Gagnoa, 09 juil 2025 (AIP)- Le ministre-gouverneur du district autonome du Gôh-Djiboua, Louis-André Dacoury-Tabley, a exhorté le lundi 7 juillet 2025, les populations de plusieurs localités de sa circonscription administrative à faire preuve de patience, promettant une nette amélioration de l’accès à l’eau potable d’ici moins d’une année.
« Pour ce qui est des routes, attendez trois mois, et pour l’eau, c’est juste une petite année », a déclaré le ministre-gouverneur à l’issue d’une visite de terrain dans le département d’Oumé. Cette mission visait à constater l’avancement des travaux de réhabilitation de la voie bitumée Gagnoa-Lahouda et du chantier du château d’eau d’Oumé.
Assurant que les engagements pris par l’État sont « irréversibles », même si leur réalisation peut sembler lente aux populations, M. Dacoury-Tabley a reconnu un certain découragement. « Malheureusement, les populations commencent à être lassées, déçues. Mais je leur demande de garder espoir car les choses avancent. »
Il a rappelé que le projet du château d’eau d’Oumé, d’une capacité de 5000 mètres cubes, a été lancé depuis plus d’une décennie, avec un tournant décisif lors de la visite du Premier ministre d’alors, Amadou Gon Coulibaly, en 2018, qui avait relancé les travaux de manière « irréversible ».
Ce projet de renforcement de la production en eau potable s’articule autour de la station de traitement de Kimoukro et du château d’eau d’Oumé, qui servira de point de distribution pour plusieurs localités, notamment Doukouya, Tonla, Djigui et Diégonéfla.
Selon Kouakou Eugène, adjoint au coordonnateur du projet à l’Office national de l’eau potable (ONEP), plusieurs châteaux d’eau dans les localités concernées sont déjà achevés. Celui d’Oumé, dont l’avancement des travaux est estimé à 70%, sera fonctionnel dès octobre 2025 pour un début d’approvisionnement en eau potable.

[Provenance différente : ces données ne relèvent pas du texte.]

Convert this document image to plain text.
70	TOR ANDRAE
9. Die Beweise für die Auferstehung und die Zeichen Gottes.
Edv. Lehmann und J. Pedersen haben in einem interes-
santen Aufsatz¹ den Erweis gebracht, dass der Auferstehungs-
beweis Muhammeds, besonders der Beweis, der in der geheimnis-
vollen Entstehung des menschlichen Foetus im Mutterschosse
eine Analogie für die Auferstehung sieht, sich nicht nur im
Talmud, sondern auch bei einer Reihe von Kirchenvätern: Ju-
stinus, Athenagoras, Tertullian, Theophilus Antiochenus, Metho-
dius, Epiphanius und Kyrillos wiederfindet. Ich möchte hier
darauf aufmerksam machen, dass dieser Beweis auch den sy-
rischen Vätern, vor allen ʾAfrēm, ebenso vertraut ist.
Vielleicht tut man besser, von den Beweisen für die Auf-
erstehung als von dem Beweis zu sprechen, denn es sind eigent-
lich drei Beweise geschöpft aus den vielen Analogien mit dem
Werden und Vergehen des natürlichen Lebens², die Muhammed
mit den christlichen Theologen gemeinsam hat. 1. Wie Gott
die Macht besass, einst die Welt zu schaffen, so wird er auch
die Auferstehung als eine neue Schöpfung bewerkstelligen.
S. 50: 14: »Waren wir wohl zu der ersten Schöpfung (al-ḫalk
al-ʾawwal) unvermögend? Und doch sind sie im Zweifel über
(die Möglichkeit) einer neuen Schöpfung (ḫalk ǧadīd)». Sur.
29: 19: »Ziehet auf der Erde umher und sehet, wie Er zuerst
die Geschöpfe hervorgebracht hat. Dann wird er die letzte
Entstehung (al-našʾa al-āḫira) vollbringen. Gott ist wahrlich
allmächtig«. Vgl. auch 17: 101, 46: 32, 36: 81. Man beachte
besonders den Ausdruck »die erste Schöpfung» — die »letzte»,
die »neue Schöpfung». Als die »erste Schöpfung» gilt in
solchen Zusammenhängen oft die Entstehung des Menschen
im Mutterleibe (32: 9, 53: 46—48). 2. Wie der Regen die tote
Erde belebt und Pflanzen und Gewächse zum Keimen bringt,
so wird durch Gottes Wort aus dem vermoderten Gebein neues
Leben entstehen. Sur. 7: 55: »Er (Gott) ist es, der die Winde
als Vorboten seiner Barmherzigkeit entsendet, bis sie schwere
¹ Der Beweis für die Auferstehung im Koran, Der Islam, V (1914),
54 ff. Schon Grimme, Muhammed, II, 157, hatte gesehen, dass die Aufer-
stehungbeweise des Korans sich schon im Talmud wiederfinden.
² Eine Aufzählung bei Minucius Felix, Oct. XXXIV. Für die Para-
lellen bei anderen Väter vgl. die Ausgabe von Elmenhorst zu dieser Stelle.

« Le château d’eau d’Oumé va alimenter les autres localités de manière gravitaire, sans pompage, grâce à sa hauteur qui lui permet de desservir naturellement l’ensemble des ouvrages périphériques », a expliqué M. Kouakou.
Louis-André Dacoury-Tabley a souligné que l’une des missions essentielles du district autonome du Gôh-Djiboua est d’assurer le suivi des projets gouvernementaux et des actions des collectivités territoriales, dans une dynamique de développement durable et inclusif.